Как я от уст его слыхал, да и по моему замечанию, когда что-либо я писывал у него, слово его столь иногда скоротечно из уст его проистекало, что я не успевал писать. А когда не столь Дух Святый в нем действовал, то от непространных его мыслей или от задумчивости отсылал он меня в свою келлию, а сам, став на колена, а иногда крестообразно распростерт, маливался со слезами Богу о ниспослании Вседействующего. Призвав же паки меня, начнет говорить так пространно, что я не успевал иногда рукою водить пера. Он был великий любитель Священного Писания: в положенные часы он всегда прочитывал сам что-либо из Ветхого Завета, а паче из пророческих книг; а Новый Завет ночным временем читывал или сам, или через келейника. Хотя я писывал у него и вечерами при засвете огня, но более в утренние часы, пред позднею литургиею. Даже и во время употребления им обеденной пищи всегда келейный читал ему что-либо из Ветхого Завета, а паче Исайю пророка; вечерами ж иногда из Четий-Миней или святых отцов и сам он прочитывал. Тут я слыхал от него многократно о Новом Завете, что ежели б не относящийся до черни соблазн [81]
, а паче до многоразличных сект раскольнических, то можно б было, говорит, мне взять на себя труд перевести Новый Завет с греческого языка на нынешний штиль, дабы простолюдинам было внятно, и чтобы для полезного чтения многих выпечатано было на одной стороне, как ныне есть, славянски, а на другой внятным переводом. Мысль сию намеревался он сообщить Преосвященному Новгородскому и прочим, но, за ослаблением здоровья своего, оставил сие полезнейшее свое намерение.Он горько оплакивал заблуждения многоразличных сект раскольнических и не мог терпеть их ожесточения. Мне самолично случалось слышать увещания его некоторым из донских казаков, раскольнической придерживавшихся секты. В минувшем 1778 или 1779 году приезжают они к нему, и с ними священник Оксайской станицы отец Василий (ныне уже покойный); веруя и повинуясь увещаниям пастыря, которого и они чтили, соединились они Святой Церкви и хотели возвратиться обратно на Дон в свои домы. Но Преосвященный, для лучшего удостоверения их, присоветовал им съездить в Святейший Синод и к Гавриилу, митрополиту Новгородскому. Священник с ними и ездил. Возвратясь оттуда с совершенною приверженностию к Святой Церкви, изъявляли они ему свою благодарность. И как скоро повидел он их у себя, то, взяв начальника той раскольнической секты в свои святительские объятия, со слезами и радостным духом возгласил тако: «Наш еси, Исаакий!
О обращении оных донских раскольников очень нужно внести: поелику некоторый в Петербурге протопоп в своем изданном в свет описании раскольнических сект хотя и включил, не знаю почему, имя покойного Преосвященного, но все не так сходно [83]

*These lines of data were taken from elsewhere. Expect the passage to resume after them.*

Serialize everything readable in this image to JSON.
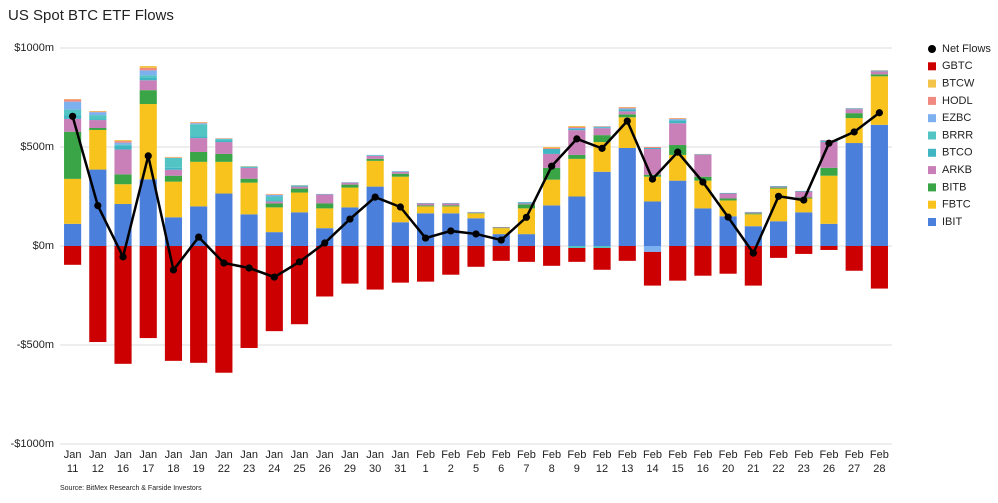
{
  "chart_data": {
    "type": "bar",
    "stacked": true,
    "title": "US Spot BTC ETF Flows",
    "source": "Source: BitMex Research & Farside Investors",
    "categories": [
      [
        "Jan",
        "11"
      ],
      [
        "Jan",
        "12"
      ],
      [
        "Jan",
        "16"
      ],
      [
        "Jan",
        "17"
      ],
      [
        "Jan",
        "18"
      ],
      [
        "Jan",
        "19"
      ],
      [
        "Jan",
        "22"
      ],
      [
        "Jan",
        "23"
      ],
      [
        "Jan",
        "24"
      ],
      [
        "Jan",
        "25"
      ],
      [
        "Jan",
        "26"
      ],
      [
        "Jan",
        "29"
      ],
      [
        "Jan",
        "30"
      ],
      [
        "Jan",
        "31"
      ],
      [
        "Feb",
        "1"
      ],
      [
        "Feb",
        "2"
      ],
      [
        "Feb",
        "5"
      ],
      [
        "Feb",
        "6"
      ],
      [
        "Feb",
        "7"
      ],
      [
        "Feb",
        "8"
      ],
      [
        "Feb",
        "9"
      ],
      [
        "Feb",
        "12"
      ],
      [
        "Feb",
        "13"
      ],
      [
        "Feb",
        "14"
      ],
      [
        "Feb",
        "15"
      ],
      [
        "Feb",
        "16"
      ],
      [
        "Feb",
        "20"
      ],
      [
        "Feb",
        "21"
      ],
      [
        "Feb",
        "22"
      ],
      [
        "Feb",
        "23"
      ],
      [
        "Feb",
        "26"
      ],
      [
        "Feb",
        "27"
      ],
      [
        "Feb",
        "28"
      ]
    ],
    "ylim": [
      -1000,
      1000
    ],
    "yticks": [
      {
        "value": -1000,
        "label": "-$1000m"
      },
      {
        "value": -500,
        "label": "-$500m"
      },
      {
        "value": 0,
        "label": "$0m"
      },
      {
        "value": 500,
        "label": "$500m"
      },
      {
        "value": 1000,
        "label": "$1000m"
      }
    ],
    "grid": true,
    "legend": "right",
    "series": [
      {
        "name": "IBIT",
        "color": "#4a7fdb",
        "values": [
          112,
          386,
          212,
          337,
          145,
          200,
          265,
          160,
          70,
          170,
          90,
          195,
          300,
          120,
          165,
          165,
          140,
          60,
          60,
          205,
          250,
          375,
          495,
          225,
          330,
          190,
          150,
          100,
          125,
          170,
          112,
          520,
          612
        ]
      },
      {
        "name": "FBTC",
        "color": "#f8c31c",
        "values": [
          227,
          200,
          100,
          380,
          180,
          225,
          160,
          160,
          125,
          100,
          100,
          100,
          130,
          230,
          35,
          35,
          25,
          30,
          130,
          130,
          190,
          150,
          155,
          125,
          130,
          140,
          80,
          60,
          165,
          70,
          243,
          126,
          245
        ]
      },
      {
        "name": "BITB",
        "color": "#3aa547",
        "values": [
          238,
          10,
          50,
          70,
          30,
          50,
          40,
          20,
          20,
          20,
          25,
          15,
          10,
          15,
          5,
          5,
          2,
          3,
          20,
          60,
          20,
          35,
          15,
          10,
          50,
          20,
          10,
          5,
          5,
          5,
          40,
          25,
          10
        ]
      },
      {
        "name": "ARKB",
        "color": "#c97fb8",
        "values": [
          65,
          40,
          125,
          50,
          30,
          70,
          60,
          55,
          10,
          10,
          45,
          10,
          15,
          10,
          10,
          10,
          3,
          3,
          5,
          70,
          125,
          35,
          15,
          130,
          110,
          110,
          25,
          5,
          5,
          30,
          130,
          20,
          15
        ]
      },
      {
        "name": "BTCO",
        "color": "#3fb6c2",
        "values": [
          17,
          5,
          20,
          15,
          10,
          10,
          10,
          5,
          5,
          3,
          2,
          1,
          3,
          2,
          2,
          2,
          2,
          0,
          5,
          25,
          6,
          5,
          10,
          5,
          15,
          3,
          3,
          2,
          3,
          3,
          5,
          3,
          3
        ]
      },
      {
        "name": "BRRR",
        "color": "#52c4c4",
        "values": [
          30,
          20,
          5,
          10,
          50,
          60,
          5,
          2,
          20,
          3,
          0,
          1,
          1,
          1,
          0,
          0,
          0,
          0,
          0,
          0,
          -10,
          -10,
          0,
          0,
          0,
          0,
          0,
          0,
          0,
          0,
          0,
          0,
          0
        ]
      },
      {
        "name": "EZBC",
        "color": "#7db0ee",
        "values": [
          40,
          15,
          10,
          25,
          0,
          5,
          2,
          0,
          8,
          1,
          1,
          1,
          1,
          1,
          0,
          0,
          0,
          0,
          2,
          0,
          5,
          3,
          5,
          -30,
          6,
          0,
          0,
          0,
          0,
          0,
          3,
          2,
          2
        ]
      },
      {
        "name": "HODL",
        "color": "#f08a80",
        "values": [
          11,
          3,
          8,
          12,
          3,
          4,
          2,
          1,
          3,
          0,
          0,
          0,
          0,
          0,
          0,
          0,
          0,
          0,
          0,
          5,
          5,
          2,
          5,
          5,
          3,
          2,
          0,
          0,
          0,
          0,
          2,
          1,
          1
        ]
      },
      {
        "name": "BTCW",
        "color": "#f3c34a",
        "values": [
          2,
          3,
          5,
          10,
          2,
          2,
          1,
          1,
          2,
          1,
          0,
          0,
          0,
          0,
          0,
          0,
          0,
          0,
          0,
          5,
          5,
          1,
          2,
          0,
          2,
          0,
          0,
          0,
          0,
          0,
          0,
          0,
          1
        ]
      },
      {
        "name": "GBTC",
        "color": "#cc0000",
        "values": [
          -95,
          -485,
          -595,
          -465,
          -580,
          -590,
          -640,
          -515,
          -430,
          -395,
          -255,
          -190,
          -220,
          -185,
          -180,
          -145,
          -105,
          -75,
          -80,
          -100,
          -70,
          -110,
          -75,
          -170,
          -175,
          -150,
          -140,
          -200,
          -60,
          -40,
          -20,
          -125,
          -215
        ]
      },
      {
        "name": "Net Flows",
        "type": "line",
        "color": "#000000",
        "values": [
          655,
          204,
          -55,
          455,
          -121,
          45,
          -86,
          -111,
          -157,
          -80,
          15,
          136,
          247,
          197,
          40,
          76,
          61,
          30,
          145,
          403,
          541,
          493,
          631,
          338,
          474,
          323,
          146,
          -36,
          251,
          232,
          519,
          576,
          673
        ]
      }
    ]
  }
}
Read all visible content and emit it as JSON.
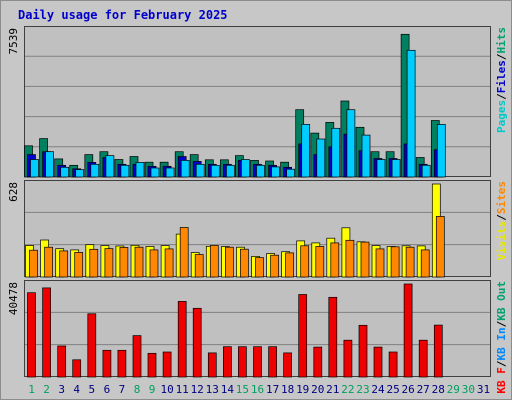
{
  "chart_data": {
    "title": "Daily usage for February 2025",
    "days": [
      "1",
      "2",
      "3",
      "4",
      "5",
      "6",
      "7",
      "8",
      "9",
      "10",
      "11",
      "12",
      "13",
      "14",
      "15",
      "16",
      "17",
      "18",
      "19",
      "20",
      "21",
      "22",
      "23",
      "24",
      "25",
      "26",
      "27",
      "28",
      "29",
      "30",
      "31"
    ],
    "weekend_days": [
      "1",
      "2",
      "8",
      "9",
      "15",
      "16",
      "22",
      "23",
      "29",
      "30"
    ],
    "panels": [
      {
        "type": "bar",
        "max_label": "7539",
        "ylim": [
          0,
          7539
        ],
        "legend": [
          {
            "text": "Pages",
            "color": "#00c8c8"
          },
          {
            "text": "/",
            "color": "#000000"
          },
          {
            "text": "Files",
            "color": "#0000cc"
          },
          {
            "text": "/",
            "color": "#000000"
          },
          {
            "text": "Hits",
            "color": "#00a070"
          }
        ],
        "series": [
          {
            "name": "Hits",
            "color": "#008060",
            "values": [
              1600,
              1970,
              930,
              600,
              1150,
              1300,
              900,
              1050,
              760,
              760,
              1300,
              1150,
              880,
              880,
              1100,
              850,
              820,
              760,
              3450,
              2250,
              2800,
              3900,
              2550,
              1300,
              1300,
              7320,
              1000,
              2900,
              null,
              null,
              null
            ]
          },
          {
            "name": "Files",
            "color": "#0000cc",
            "values": [
              1150,
              1300,
              600,
              420,
              750,
              1000,
              650,
              650,
              550,
              550,
              1050,
              800,
              650,
              650,
              850,
              650,
              600,
              500,
              1700,
              1150,
              1550,
              2200,
              1350,
              950,
              950,
              1700,
              650,
              1400,
              null,
              null,
              null
            ]
          },
          {
            "name": "Pages",
            "color": "#00ccff",
            "values": [
              900,
              1300,
              500,
              380,
              650,
              1100,
              600,
              750,
              460,
              460,
              850,
              650,
              600,
              600,
              900,
              600,
              520,
              400,
              2700,
              1950,
              2500,
              3450,
              2150,
              900,
              900,
              6500,
              600,
              2700,
              null,
              null,
              null
            ]
          }
        ]
      },
      {
        "type": "bar",
        "max_label": "628",
        "ylim": [
          0,
          628
        ],
        "legend": [
          {
            "text": "Visits",
            "color": "#e8e800"
          },
          {
            "text": "/",
            "color": "#000000"
          },
          {
            "text": "Sites",
            "color": "#ff8800"
          }
        ],
        "series": [
          {
            "name": "Visits",
            "color": "#ffff00",
            "values": [
              213,
              250,
              191,
              183,
              218,
              212,
              209,
              214,
              206,
              212,
              290,
              165,
              207,
              205,
              201,
              139,
              159,
              171,
              244,
              230,
              262,
              332,
              238,
              212,
              206,
              211,
              210,
              628,
              null,
              null,
              null
            ]
          },
          {
            "name": "Sites",
            "color": "#ff8800",
            "values": [
              181,
              201,
              176,
              166,
              187,
              192,
              200,
              201,
              183,
              190,
              334,
              152,
              213,
              201,
              188,
              131,
              147,
              163,
              211,
              206,
              230,
              248,
              236,
              190,
              204,
              201,
              183,
              409,
              null,
              null,
              null
            ]
          }
        ]
      },
      {
        "type": "bar",
        "max_label": "40478",
        "ylim": [
          0,
          40478
        ],
        "legend": [
          {
            "text": "KB F",
            "color": "#ff0000"
          },
          {
            "text": "/",
            "color": "#000000"
          },
          {
            "text": "KB In",
            "color": "#0088ff"
          },
          {
            "text": "/",
            "color": "#000000"
          },
          {
            "text": "KB Out",
            "color": "#00a070"
          }
        ],
        "series": [
          {
            "name": "KB F",
            "color": "#ee0000",
            "values": [
              36700,
              38800,
              13500,
              7500,
              27500,
              11600,
              11600,
              18000,
              10300,
              10900,
              32900,
              29900,
              10500,
              13200,
              13200,
              13200,
              13200,
              10500,
              35900,
              13000,
              34700,
              16000,
              22500,
              13000,
              10900,
              40478,
              16000,
              22600,
              null,
              null,
              null
            ]
          }
        ]
      }
    ]
  }
}
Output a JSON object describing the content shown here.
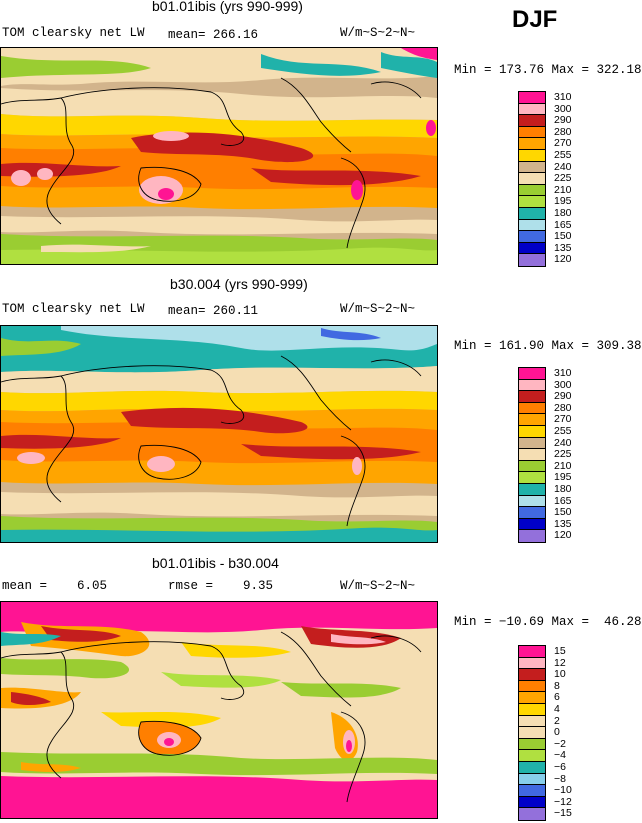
{
  "season": "DJF",
  "panels": [
    {
      "title": "b01.01ibis (yrs 990-999)",
      "left_label": "TOM clearsky net LW",
      "mid_label": "mean= 266.16",
      "units": "W/m~S~2~N~",
      "minmax": "Min = 173.76 Max = 322.18",
      "legend": [
        "310",
        "300",
        "290",
        "280",
        "270",
        "255",
        "240",
        "225",
        "210",
        "195",
        "180",
        "165",
        "150",
        "135",
        "120"
      ]
    },
    {
      "title": "b30.004 (yrs 990-999)",
      "left_label": "TOM clearsky net LW",
      "mid_label": "mean= 260.11",
      "units": "W/m~S~2~N~",
      "minmax": "Min = 161.90 Max = 309.38",
      "legend": [
        "310",
        "300",
        "290",
        "280",
        "270",
        "255",
        "240",
        "225",
        "210",
        "195",
        "180",
        "165",
        "150",
        "135",
        "120"
      ]
    },
    {
      "title": "b01.01ibis - b30.004",
      "left_label": "mean =    6.05",
      "mid_label": "rmse =    9.35",
      "units": "W/m~S~2~N~",
      "minmax": "Min = −10.69 Max =  46.28",
      "legend": [
        "15",
        "12",
        "10",
        "8",
        "6",
        "4",
        "2",
        "0",
        "−2",
        "−4",
        "−6",
        "−8",
        "−10",
        "−12",
        "−15"
      ]
    }
  ],
  "colors": {
    "abs": [
      "#ff1493",
      "#ffb6c1",
      "#c41e1e",
      "#ff7f00",
      "#ffa500",
      "#ffd700",
      "#d2b48c",
      "#f5deb3",
      "#9acd32",
      "#b0e040",
      "#20b2aa",
      "#afe0ea",
      "#4169e1",
      "#0000c8",
      "#9370db"
    ],
    "diff": [
      "#ff1493",
      "#ffb6c1",
      "#c41e1e",
      "#ff7f00",
      "#ffa500",
      "#ffd700",
      "#f5deb3",
      "#f5deb3",
      "#9acd32",
      "#b0e040",
      "#20b2aa",
      "#87ceeb",
      "#4169e1",
      "#0000c8",
      "#9370db"
    ]
  }
}
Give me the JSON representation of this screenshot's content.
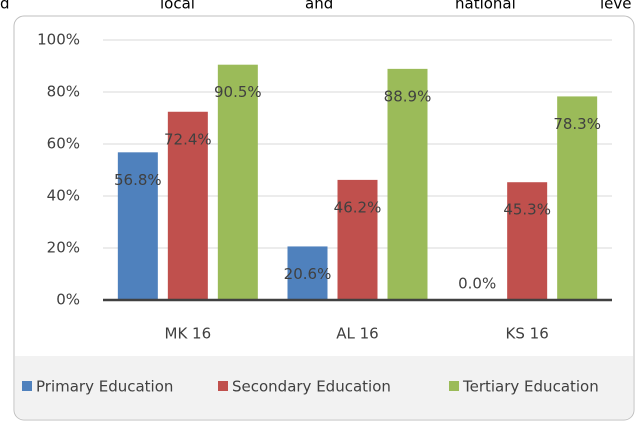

.Во время ярмарочного при Задонском монастыре сбора он в храм на славословие не хаживал, но, уединясь в своих келлиях, находился в богомыслии, когда же, вышедши из молитвенной келлии в зал, усмотрит в окна из приехавших на ярмарку господ, идущих в церковь на богомоление, а паче женского полу, одетых щегольски, скороходых вертушек, намазанных белилами и румянами и распудренных, – с наполненными слез очами говаривал: «Бедные, ослепленные христиане! Смертное тело свое убирают и украшают, а о доброте душ своих едва ль когда вспомнят; очернели от грехов, аки мурин [84]
, не знающий Бога и не верующий во Христа Сына Божия». Случалось в таком уборе приезжать к нему женским особам для принятия благословения; в таких случаях он незнакомым отказывал, якобы за слабостью здоровья своего не в силах их принять, а прочим иногда (и от глубокого смирения своего) скажет чрез меня, что все равно – могут получить благословение и от иеромонахов. Когда же для получения пользы душевной приезжали к нему с своими женами жившие вблизи помещики, то все свои уборы, а паче головной, пудры и пукли [85] женщины отлагали и являлись к нему переодетыми в смиренное одеяние. Когда в силах бывал, Преосвященный допускал до себя всех, всякого рода и звания, а паче из духовного чина, и преподавал душевную пользу.